Published Jan 10, 2011 1:48 PM by The Maritime Executive

As individual states bicker over a myriad of different ballast water management protocols and the federal government inches forward in its quest for a national standard, the influx of invasive species continues. A unified global standard is possible before the end of 2010. Will it happen and – more importantly – if it does, will the balkanized U.S. approach to the problem end?

Two Steps Forward, One Back…
Midway through the first quarter of 2010, the pace has quickened noticeably in the national battle to control and eradicate invasive species and prevent still others from reaching U.S. waters. In the continued absence of an approved federal standard, as many as a dozen individual states have enacted or are actively contemplating their own statutes. Add to that mix the proposed federal standard announced by the U.S. Coast Guard in August 2009 and some industry observers are predicting a resolution of the issue before the end of the year. Good news, indeed, right? Not so fast…

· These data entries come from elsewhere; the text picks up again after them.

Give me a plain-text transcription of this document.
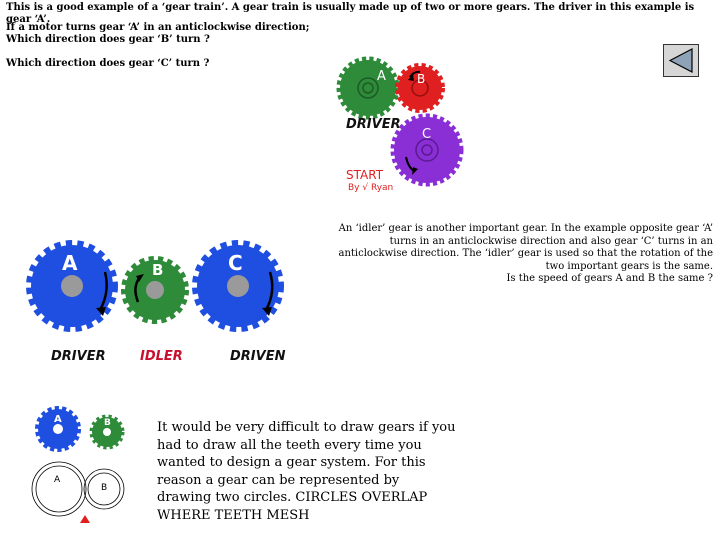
This is a good example of a ‘gear train’. A gear train is usually made up of two or more gears. The driver in this example is gear ‘A’.
If a motor turns gear ‘A’ in an anticlockwise direction;
Which direction does gear ‘B’ turn ?
Which direction does gear ‘C’ turn ?
A	B
C
DRIVER
START
By √ Ryan
An ‘idler’ gear is another important gear. In the example opposite gear ‘A’ turns in an anticlockwise direction and also gear ‘C’ turns in an anticlockwise direction. The ‘idler’ gear is used so that the rotation of the two important gears is the same.
Is the speed of gears A and B the same ?
A	B	C
DRIVER	IDLER	DRIVEN
A	B
A
B
It would be very difficult to draw gears if you had to draw all the teeth every time you wanted to design a gear system. For this reason a gear can be represented by drawing two circles. CIRCLES OVERLAP WHERE TEETH MESH
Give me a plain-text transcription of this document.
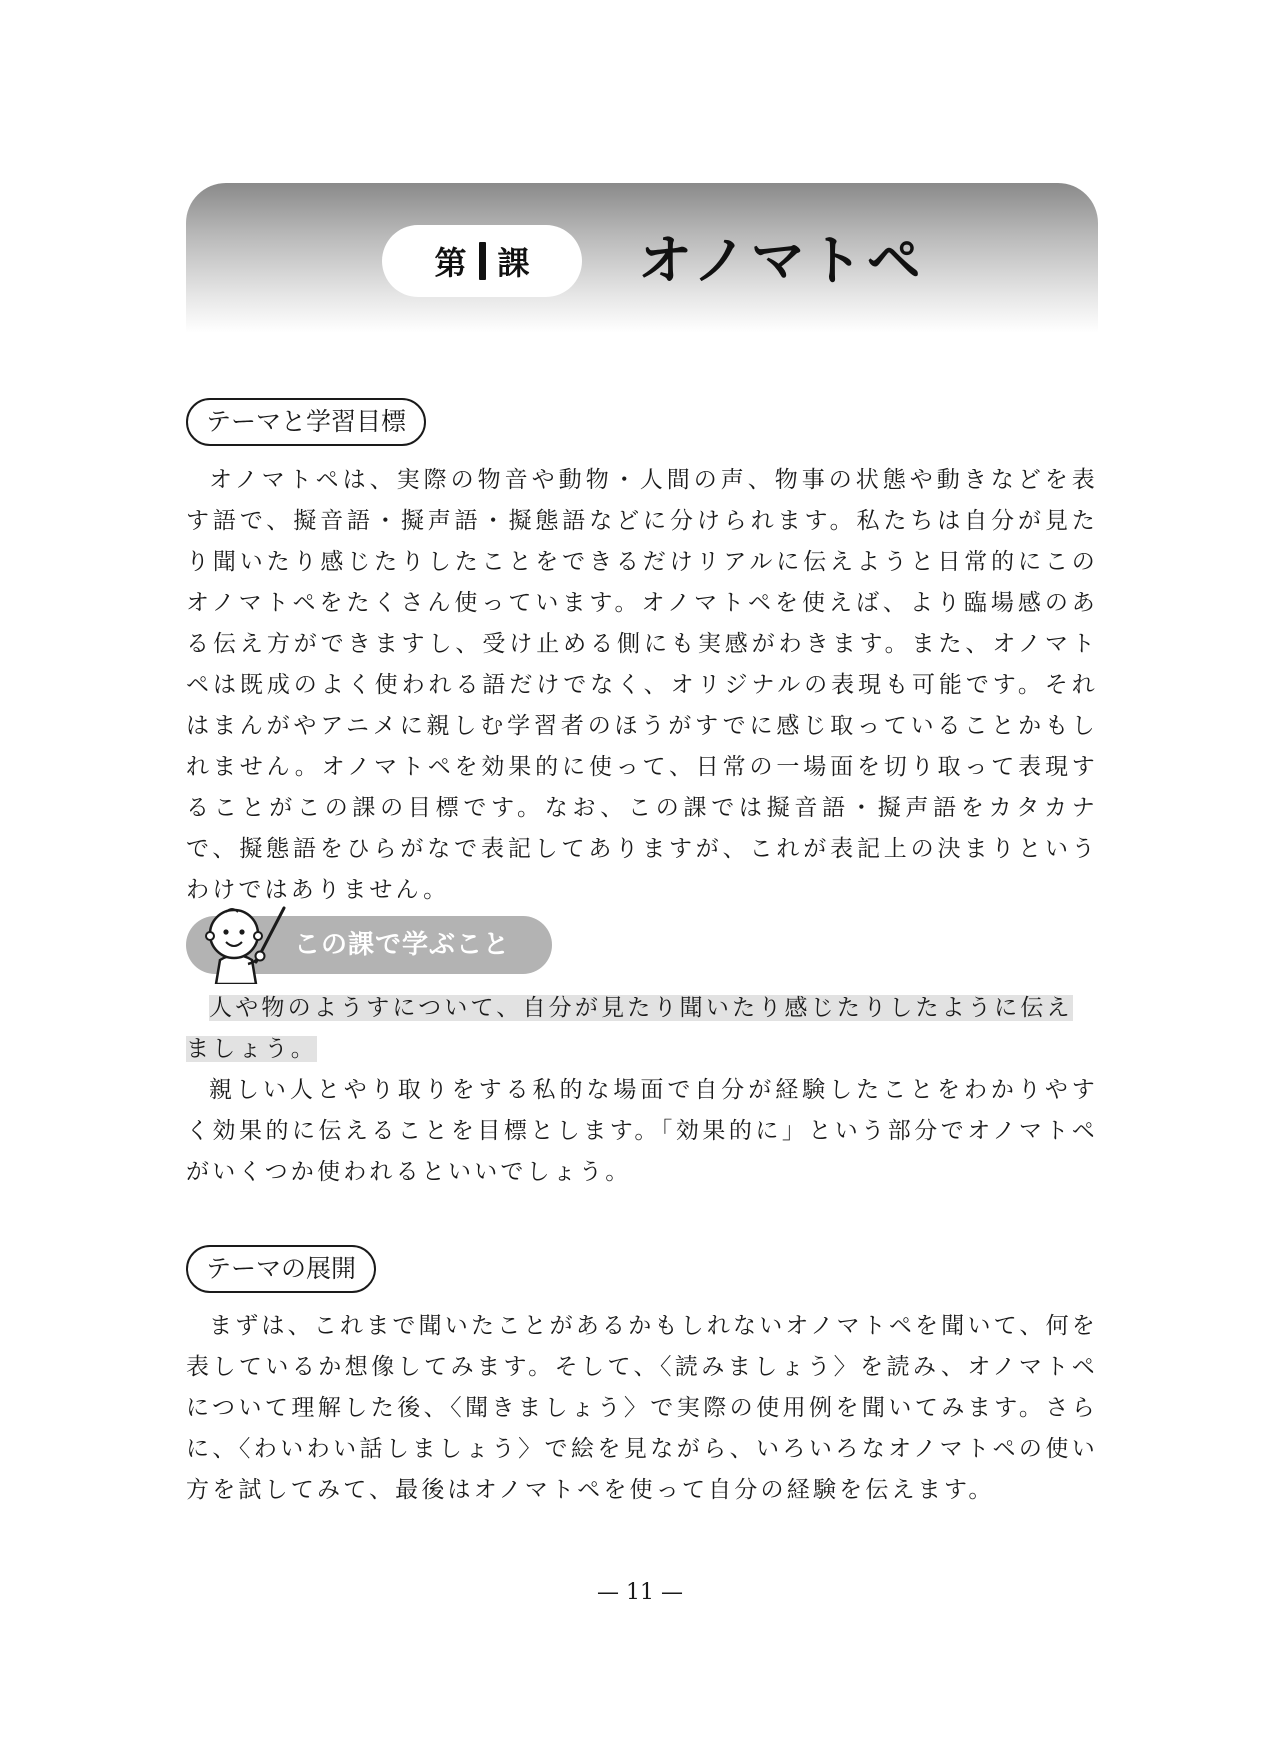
第 課 オノマトペ
テーマと学習目標

オノマトペは、実際の物音や動物・人間の声、物事の状態や動きなどを表す語で、擬音語・擬声語・擬態語などに分けられます。私たちは自分が見たり聞いたり感じたりしたことをできるだけリアルに伝えようと日常的にこのオノマトペをたくさん使っています。オノマトペを使えば、より臨場感のある伝え方ができますし、受け止める側にも実感がわきます。また、オノマトペは既成のよく使われる語だけでなく、オリジナルの表現も可能です。それはまんがやアニメに親しむ学習者のほうがすでに感じ取っていることかもしれません。オノマトペを効果的に使って、日常の一場面を切り取って表現することがこの課の目標です。なお、この課では擬音語・擬声語をカタカナで、擬態語をひらがなで表記してありますが、これが表記上の決まりというわけではありません。

この課で学ぶこと

人や物のようすについて、自分が見たり聞いたり感じたりしたように伝えましょう。

親しい人とやり取りをする私的な場面で自分が経験したことをわかりやすく効果的に伝えることを目標とします。「効果的に」という部分でオノマトペがいくつか使われるといいでしょう。

テーマの展開

まずは、これまで聞いたことがあるかもしれないオノマトペを聞いて、何を表しているか想像してみます。そして、〈読みましょう〉を読み、オノマトペについて理解した後、〈聞きましょう〉で実際の使用例を聞いてみます。さらに、〈わいわい話しましょう〉で絵を見ながら、いろいろなオノマトペの使い方を試してみて、最後はオノマトペを使って自分の経験を伝えます。

— 11 —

The absence of a federal ballast water treatment (BWT) standard has been a nightmare for more than a decade. Frustrated by inaction on the federal level, individual states have separately enacted their own standards. The collective result has been a hodgepodge of balkanized state rules that – often in close proximity to one another and sometimes other countries – have had little or no effect on the effort to stem the tide of invasive species.